If you have set out on the journey of faith in the footsteps of Abram, you can expect to encounter the same reactions. We should not be surprised by this. We can give thanks for openness and hostility, for invitations and challenges, for favour and frustration, all as signs of still being on the path to a destination we don’t yet fully know, in the company of a trustworthy guide.

Maybe you recognise yourself in the story of Abram. Of faith, stalled by circumstances. Of the search for security — identity, meaning — in structures that are, inherently, unstable. Or perhaps of feeling like an outsider, and feeling alone, not part of a mighty people-group. Maybe you want to be a blessing, but struggle to see yourself in such terms, as something — someone — who is a gift to the world.

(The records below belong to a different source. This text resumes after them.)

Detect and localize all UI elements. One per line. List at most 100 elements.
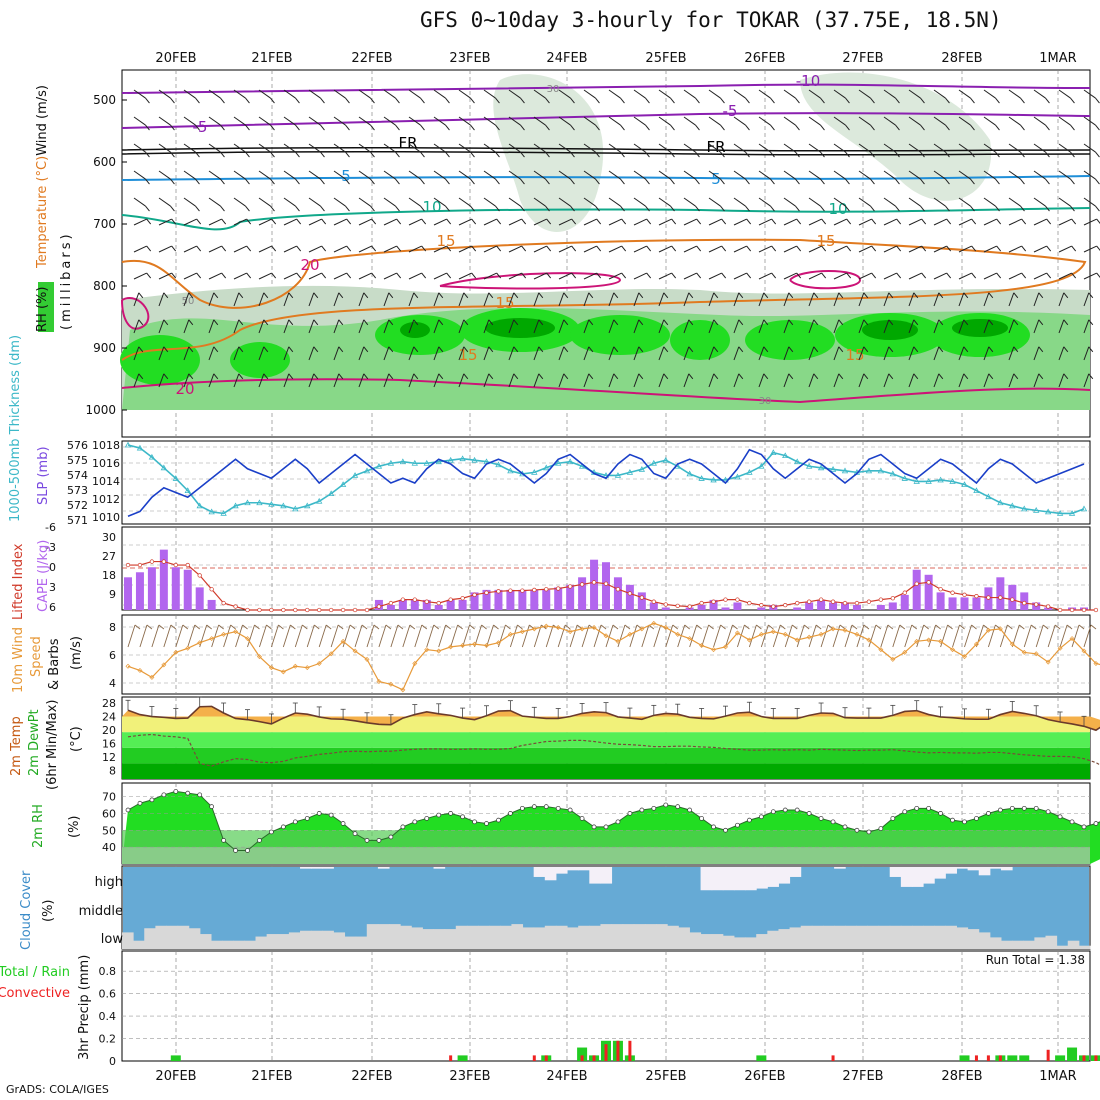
- wind-barb-flag: [188, 346, 194, 353]
- wind-barb-flag: [863, 319, 869, 326]
- wind-barb-flag: [469, 624, 475, 630]
- wind-barb: [1033, 272, 1047, 280]
- low-cloud-bar: [911, 925, 924, 949]
- precip-conv-bar: [449, 1055, 453, 1061]
- wind-barb-flag: [345, 151, 350, 158]
- low-cloud-bar: [578, 925, 590, 949]
- thickness-marker: [1044, 508, 1052, 515]
- low-cloud-bar: [856, 925, 868, 949]
- wind-barb-flag: [420, 97, 425, 104]
- wind-barb-flag: [621, 218, 627, 225]
- rh-marker: [615, 819, 621, 825]
- wind-barb: [641, 624, 650, 648]
- rh-marker: [878, 826, 884, 831]
- wind-barb-flag: [388, 346, 394, 353]
- rh-marker: [950, 817, 955, 823]
- wind-speed-marker: [268, 665, 274, 671]
- wind-barb-flag: [338, 373, 344, 380]
- wind-barb: [458, 319, 465, 334]
- wind-barb: [983, 292, 990, 307]
- lifted-index-marker: [496, 589, 501, 594]
- wind-barb: [1058, 373, 1065, 388]
- temp-ylabel-unit: (°C): [69, 726, 84, 752]
- wind-barb: [583, 218, 597, 226]
- wind-barb-flag: [996, 218, 1002, 225]
- wind-barb: [383, 89, 396, 99]
- wind-barb: [208, 116, 221, 126]
- wind-barb: [1011, 624, 1020, 648]
- wind-barb-flag: [695, 151, 700, 158]
- wind-barb-flag: [270, 151, 275, 158]
- wind-barb: [933, 89, 946, 99]
- wind-barb: [133, 197, 146, 207]
- wind-barb-flag: [696, 272, 702, 279]
- wind-speed-marker: [794, 637, 800, 643]
- wind-barb: [133, 245, 147, 253]
- wind-barb-flag: [1071, 245, 1077, 252]
- wind-barb-flag: [520, 97, 525, 104]
- lifted-index-marker: [926, 580, 931, 585]
- wind-speed-marker: [639, 626, 645, 632]
- wind-barb-flag: [670, 178, 675, 185]
- high-cloud-bar: [778, 867, 791, 884]
- wind-barb-flag: [1078, 624, 1085, 630]
- rh-marker: [794, 807, 800, 813]
- wind-speed-marker: [973, 641, 979, 647]
- cape-bar: [171, 567, 180, 610]
- wind-barb-flag: [138, 373, 144, 380]
- wind-barb: [983, 197, 996, 207]
- top-date-label: 28FEB: [941, 51, 982, 66]
- wind-barb-flag: [288, 292, 294, 299]
- wind-barb-flag: [271, 245, 277, 252]
- wind-barb: [858, 170, 871, 180]
- wind-barb-flag: [768, 624, 774, 630]
- temp-contour: [121, 175, 1091, 181]
- rh-marker: [149, 797, 155, 803]
- wind-barb: [569, 624, 578, 648]
- lifted-index-marker: [747, 600, 752, 606]
- cape-bar: [1008, 584, 1017, 610]
- wind-barb-flag: [696, 245, 702, 252]
- wind-barb-flag: [220, 151, 225, 158]
- lifted-index-marker: [221, 600, 226, 606]
- lifted-index-marker: [1069, 607, 1075, 613]
- thickness-marker: [495, 461, 502, 468]
- wind-barb-flag: [845, 205, 850, 212]
- wind-barb-flag: [396, 272, 402, 279]
- wind-barb: [151, 624, 160, 648]
- wind-barb-flag: [388, 292, 394, 299]
- cape-bar: [649, 602, 658, 610]
- wind-barb: [658, 170, 671, 180]
- wind-barb: [908, 245, 922, 253]
- wind-barb-flag: [288, 346, 294, 353]
- low-cloud-bar: [567, 927, 579, 949]
- lifted-index-marker: [878, 597, 883, 602]
- wind-barb-flag: [645, 97, 650, 104]
- wind-barb: [708, 143, 721, 153]
- wind-speed-marker: [245, 636, 250, 642]
- wind-barb: [758, 272, 772, 280]
- wind-ylabel-unit: (m/s): [69, 636, 84, 670]
- wind-barb-flag: [370, 97, 375, 104]
- wind-barb: [294, 624, 303, 648]
- wind-barb: [1033, 170, 1046, 180]
- wind-speed-marker: [388, 681, 394, 687]
- bottom-date-label: 28FEB: [941, 1069, 982, 1084]
- precip-total-bar: [1055, 1055, 1066, 1061]
- wind-barb-flag: [254, 624, 260, 630]
- wind-barb: [783, 272, 797, 280]
- low-cloud-bar: [622, 924, 635, 949]
- wind-barb-flag: [713, 319, 719, 326]
- wind-speed-marker: [782, 631, 788, 637]
- wind-barb-flag: [570, 124, 575, 131]
- wind-barb: [883, 170, 896, 180]
- wind-barb: [833, 245, 847, 253]
- wind-barb-flag: [513, 292, 519, 299]
- rh-marker: [842, 824, 848, 830]
- low-cloud-bar: [533, 927, 546, 949]
- wind-barb-flag: [163, 319, 169, 326]
- wind-barb-flag: [346, 218, 352, 225]
- wind-barb: [366, 624, 375, 648]
- wind-barb: [308, 170, 321, 180]
- wind-barb: [758, 143, 771, 153]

Or perhaps you are struggling with the hostile reaction of others towards the things that matter to you.

Abraham’s story is the story of his descendants in faith. If that story resonates with you — if anything above intrigues you — I’d love to talk to you about that, to hear your story. To bless you. And to pray for you, that you would see and hear and know God more clearly.

If you are geographically local to me, you’d be most welcome to join us on Sunday morning, at 10.30 a.m. at St Nicholas Church, Sunderland

Genesis 12.1-4

‘Now the Lord said to Abram, “Go from your country and your kindred and your father’s house to the land that I will show you. I will make of you a great nation, and I will bless you, and make your name great, so that you will be a blessing. I will bless those who bless you, and the one who curses you I will curse; and in you all the families of the earth shall be blessed.” So Abram went, as the Lord had told him; and Lot went with him. Abram was seventy-five years old when he departed from Haran.’